The short answer is no, Michael Bloomberg cannot be defeated in his quest for a third term. Among other things, New Yorkers are too focused on trying to survive the recession to think about changing horses in midstream.
But it is possible that as the summer melts into the fall, and as the primaries for not just the mayoral race but for public advocate and various positions on the City Council produce their results, New Yorkers may begin to focus on the choice at hand and start thinking about whether they really do want 12 years of Bloomberg.
The Clyde Fitch Report will deal with the likely Democratic challenger to Bloomberg, William C. Thompson, the twice-elected City Comptroller, in another post. For now, it’s worth exploring whether the electorate might be more primed than the media currently believes for electoral change.
Indeed, while Mayor Bloomberg has unquestionably been a boon for the city in some ways, the manner in which he strong-armed the City Council into hurling aside term limits have left an especially bitter taste in the mouths of many. Speaking for myself, I never believed in term limits: We already have term limits called elections. If you don’t vote and the candidate you don’t want in office is elected, precisely who’s fault is that? How are you anything but not complicit to the problem?
Still, given the fact that the people of the City of New York did vote in favor of term limits twice, for the Mayor and the City Council to deliberately, and in the most egregiously, inexcusably self-serving manner possible, cast the will of the people to the curb is fundamentally antidemocratic and reprehensible.
Meanwhile, a recent story on CityLimits.org suggests maybe — a big maybe — the people might be ready to respond with their votes.
The piece specifically looks at the substantial number of races for City Council in which the incumbent is facing major challenges.
…At least 12 incumbents find themselves in fairly competitive races. Several have lost the important backing of a party organization or union. A few have raised less money than their chief rival – a significant reversal of an incumbent’s typical financial edge.
Of the Council’s 50 current members (the 51st seat is vacant following the recent resignation of Miguel Martinez after pleading guilty to misusing public money), one is running for mayor, two are seeking the public advocate post and four want to be comptroller. Forty-three are hoping to retain their Council seats and certainly, many of them will stroll to victory. Brooklyn’s Simcha Felder will for the third straight election face no opponent at all. Manhattan’s Daniel Garodnick has an 18-to-1 fundraising advantage over his only rival.
But with a number of other incumbents in tough fights, 2009 could go down as a record year for insurgent candidates — which would stamp an ironic coda on a political season that began with Council granting itself and other municipal officers a chance to continue in power.

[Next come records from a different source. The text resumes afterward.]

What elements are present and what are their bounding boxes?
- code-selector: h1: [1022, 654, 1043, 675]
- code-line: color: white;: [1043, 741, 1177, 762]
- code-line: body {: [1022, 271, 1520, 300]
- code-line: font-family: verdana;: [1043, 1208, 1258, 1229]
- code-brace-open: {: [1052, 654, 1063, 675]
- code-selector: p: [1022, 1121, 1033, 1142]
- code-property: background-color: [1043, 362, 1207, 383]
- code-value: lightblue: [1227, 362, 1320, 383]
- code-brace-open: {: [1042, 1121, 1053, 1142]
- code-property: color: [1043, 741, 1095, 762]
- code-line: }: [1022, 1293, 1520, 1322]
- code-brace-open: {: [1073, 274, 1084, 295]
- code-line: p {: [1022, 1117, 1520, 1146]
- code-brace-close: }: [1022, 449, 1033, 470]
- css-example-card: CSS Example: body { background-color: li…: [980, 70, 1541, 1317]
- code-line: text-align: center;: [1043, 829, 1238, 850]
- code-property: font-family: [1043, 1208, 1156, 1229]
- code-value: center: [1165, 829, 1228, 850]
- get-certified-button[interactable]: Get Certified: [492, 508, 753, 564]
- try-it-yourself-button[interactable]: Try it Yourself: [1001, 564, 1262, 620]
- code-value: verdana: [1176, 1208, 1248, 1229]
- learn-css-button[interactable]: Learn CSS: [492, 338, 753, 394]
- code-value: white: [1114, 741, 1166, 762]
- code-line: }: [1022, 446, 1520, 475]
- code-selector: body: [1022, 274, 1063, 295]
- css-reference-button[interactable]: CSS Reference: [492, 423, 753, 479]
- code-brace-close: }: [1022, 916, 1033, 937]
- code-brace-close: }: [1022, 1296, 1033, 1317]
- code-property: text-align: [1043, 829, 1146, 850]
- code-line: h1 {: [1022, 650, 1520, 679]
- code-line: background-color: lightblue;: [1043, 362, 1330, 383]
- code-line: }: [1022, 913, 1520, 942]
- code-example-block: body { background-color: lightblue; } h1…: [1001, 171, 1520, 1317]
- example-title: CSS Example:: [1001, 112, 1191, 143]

Read the piece and assess the situation for yourself. In the meantime, the arts faces, as it did in 2005, a conundrum. Consider this story — second graph — from the New York Times last January:
…Mr. Bloomberg, the self-made billionaire founder of the Bloomberg financial information firm, donated $235 million in 2008, making him the leading individual living donor in the United States, according to a list released online on Monday by The Chronicle of Philanthropy.
Mr. Bloomberg’s top designation applies to people who have actually written checks, not just pledged money…
The mayor contributed to more than 1,200 organizations promoting arts, education and health care, like Johns Hopkins Medicine; the Robin Food Foundation, an antipoverty group; and Stand Up to Cancer, a research organization in Pasadena, Calif.
Since he became mayor, Michael Bloomberg has delivered tens of millions — if not hundreds of millions — alone to arts and culture-oriented nonprofits. So that’s great as long as you play ball. And playing ball means making sure you don’t criticize the mayor, even if he’s bound and determine to thwart democracy in the very city in which these groups take his money. So the question: Are the arts in New York trapped in a Mephistophelean bargain? What happens to all that largesse if, despite the long-shot odds, Bloomberg were to lose the election?
On a related note, it will be interesting to see whether the mini-scandal reported on by the Times — that Bloomberg’s administration illegally funneled $1.5 million to a pair of Jewish charities known to be near and dear to the mayor’s heart — gains traction.